よく見れば胸の豊かな膨らみが無く、間違えていなかったと安堵して相手の膝に座り、抱き締める。座る前にスカートを膝へ敷く行為は、父親から見て、魅力的らしく目線が逸れる。


 「こいついっつもキャミソール着けてんな」


 いきなり息子に抱き付かれた父親はこの行動を驚いていない。むしろ、こうなる事が分かっていたようだ。あのオレンジジュースの中へ何か薬を混ぜ込み、こうなるように仕向けたと悟る。苛立ちが募っていく。


 冷蔵庫の安全を脅かす許しがたい行為だった。警戒しながら冷蔵庫を使わなければならなくなる。1分程、無言で睨みつけて昂っている知努の方から唇を奪う。口の中にアルコールの甘い香りが広がる。


 逃げられないように父親の両手首を強く掴み椅子の背もたれへ押し付けた。この男は性欲の捌け口だ。舌、歯茎、上顎の窪み、歯の裏側を焦らす様に遅く舐める。心地良さが生まれるも望んでいない。


 唾液がはじける音や吐息が漏れる音は、さして知努の情欲の対象となっていない。徐々に冷めてきた。相手が口を離してもしつこく重ね、敏感な歯の裏側ばかり舐める恥辱を与えていき、飽きたところで止める。


 もう少し赤面している父親に屈辱的な思いをさせようと、彼は母親を利用した良からぬ考えが浮かぶ。慕っている母親の嫌がる事をしたくないという罪悪感が湧きながらもそちらへ向いた。


 「ちーちゃんは別腹だからいいよ。おいで?」


 すぐ母親の方向へ向き直して両手と唇を重ねる。母親の舌が侵入してきて、味わうように絡めて甘い幻想に身を委ねた。幸い、目を閉じているおかげで着ているワンピースのスカートが盛り上がっている様子は見られない。


 上唇を吸い、敏感な箇所ばかり舐めて、母親の半開きの口から熱い吐息と妖艶な声が漏れる。本格的に熱が入ったのか、知努の膝へ座ってから母親に体重をかけられ半ば押し倒される体勢となった。

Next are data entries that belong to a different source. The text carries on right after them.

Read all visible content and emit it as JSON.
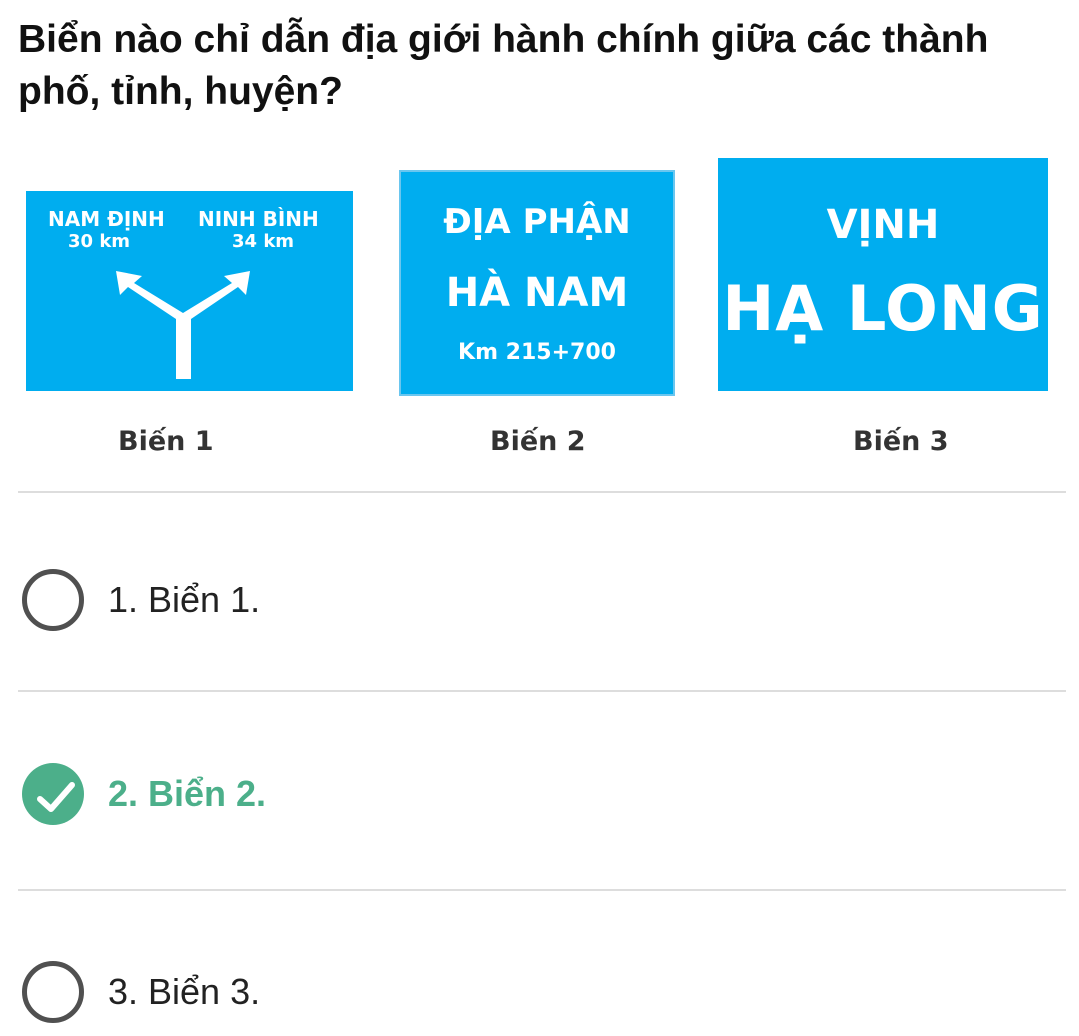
{
  "question": "Biển nào chỉ dẫn địa giới hành chính giữa các thành phố, tỉnh, huyện?",
  "signs": [
    {
      "caption": "Biến 1",
      "left_place": "NAM ĐỊNH",
      "left_distance": "30 km",
      "right_place": "NINH BÌNH",
      "right_distance": "34 km",
      "icon": "fork-arrow-icon"
    },
    {
      "caption": "Biến 2",
      "line1": "ĐỊA PHẬN",
      "line2": "HÀ NAM",
      "line3": "Km 215+700"
    },
    {
      "caption": "Biến 3",
      "line1": "VỊNH",
      "line2": "HẠ LONG"
    }
  ],
  "options": [
    {
      "label": "1. Biển 1.",
      "selected": false,
      "correct": false
    },
    {
      "label": "2. Biển 2.",
      "selected": true,
      "correct": true
    },
    {
      "label": "3. Biển 3.",
      "selected": false,
      "correct": false
    }
  ],
  "colors": {
    "sign_blue": "#00adef",
    "correct_green": "#4caf8a",
    "radio_border": "#505050",
    "divider": "#dddddd"
  }
}
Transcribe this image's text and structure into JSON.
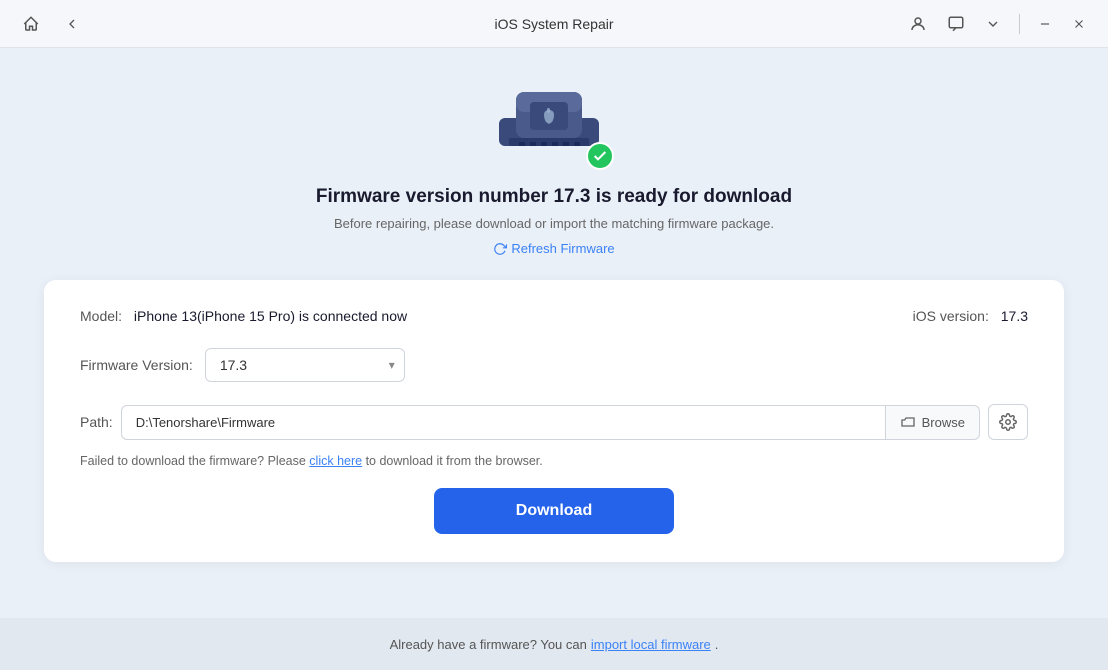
{
  "titlebar": {
    "title": "iOS System Repair",
    "home_icon": "⌂",
    "back_icon": "←",
    "account_icon": "👤",
    "chat_icon": "💬",
    "chevron_icon": "⌄",
    "minimize_icon": "—",
    "close_icon": "✕"
  },
  "hero": {
    "title": "Firmware version number 17.3 is ready for download",
    "subtitle": "Before repairing, please download or import the matching firmware package.",
    "refresh_label": "Refresh Firmware"
  },
  "card": {
    "model_label": "Model:",
    "model_value": "iPhone 13(iPhone 15 Pro) is connected now",
    "ios_label": "iOS version:",
    "ios_value": "17.3",
    "firmware_label": "Firmware Version:",
    "firmware_value": "17.3",
    "path_label": "Path:",
    "path_value": "D:\\Tenorshare\\Firmware",
    "browse_label": "Browse",
    "help_text": "Failed to download the firmware? Please ",
    "help_link_text": "click here",
    "help_text_after": " to download it from the browser.",
    "download_label": "Download"
  },
  "footer": {
    "text": "Already have a firmware? You can ",
    "link_text": "import local firmware",
    "text_after": "."
  }
}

 しっかりと指を絡めながら主導権が奪われ、舌の下部の付け根や上顎のざらついた部分を舐められる。


太ももに100キロ以上の重量が掛かっている父親は、伊豆石を太ももへ置く拷問の石抱いしだきを受ける囚人と変わらない。


 そんな事など微塵も気にしておらず、互いの口内や舌を味わい重ねていた指が絡まっていく。


 「2人とも重いよ。早く退いてくれないと僕の太ももが肉離れ起こして、歩けなくなるよ」

 

 父親の悲痛な叫びを聞いたのか、居間の扉が開き、入ってきた女は3人の元へ近付く。